NC wedding venue cites ‘Christian values’ in turning down gay couple

Credit: Igor Link/Pixabay

Credit: Igor Link/Pixabay

Two brides-to-be are hurt after they say a wedding venue denied them because they are gay.

Fox 8 out of High Point, North Carolina, reported Kasey Mayfield and Brianna May were told to find another place to have their wedding ceremony.

NBC News reported the two met on the dating app Bumble and got engaged last month. Mayfield said she and May heard about The Warehouse on Ivy in Winston-Salem, and Mayfield reached out to them.

“I got an email asking questions, like how many people? What dates were you thinking?” Mayfield told Fox 8.

Mayfield also said she was asked for the groom’s name. When she told them the dates and wrote, “The other brides name is Brianna May,” she was told they couldn’t be accommodated.

May posted a screenshot of the email exchange on her Facebook page on Dec. 19.

“If you’re wondering how wedding planning is going ... thanks so much to the warehouse on ivy for letting us know we’re not welcome,” she captioned the post.

“As we would love to have you at our venue, unfortunately we do not host same sex marriage ceremonies. We do appreciate you considering us,” said the email, which appeared to come from a representative named Daniel Stanley.

May said she and Mayfield decided to publicly post the exchange so their friends could be aware.

“We have a lot of gay friends in our circle, so I wanted to hopefully save people the time and, kind of, hurt and energy, from getting rejected based on our sexual orientation,” May said.

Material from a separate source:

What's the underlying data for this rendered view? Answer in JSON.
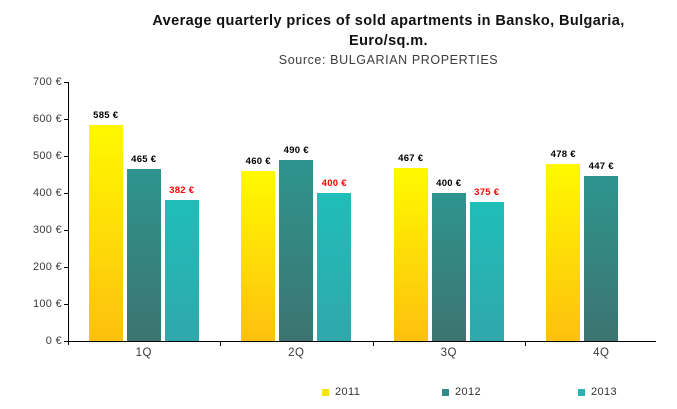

“We will allow anyone of any color, race, religion or belief to use our venue at any given time,” a representative of the venue said in an email to NBC News. “Although we love and respect everyone in our community, their own decision making and beliefs, we also strongly believe in our Christian values.”

NBC News reported attempts to confirm the statement was sent by Stanley, who is listed as the director of the venue on LinkedIn, were ignored. Questions about the venue’s ownership were also ignored, according to NBC News.

The statement echoed that of the one sent to Fox 8.

Mayfield said she and her fiancee “aren’t considering legal action at this time,” but she said they are “urging our friends to email legislators to help try and pass discrimination laws for LGBTQ people.”

North Carolina wedding venues “can legally discriminate based on sexual orientation,” Fox 8 reported.

Since making the post, the couple has gotten multiple wedding offers and a lot of advice.

“We’ve gotten so many wonderful recommendations for other vendors and venues, and we’ve had people offering services,” May told NBC News.

The response of the venue isn’t stopping the couple’s wedding plans.

“At the end of the day, we’re still gay,” Mayfield told Fox 8. “We’re still going to get married in Winston-Salem and it’s still going to be amazing, even if it’s not at this one venue.”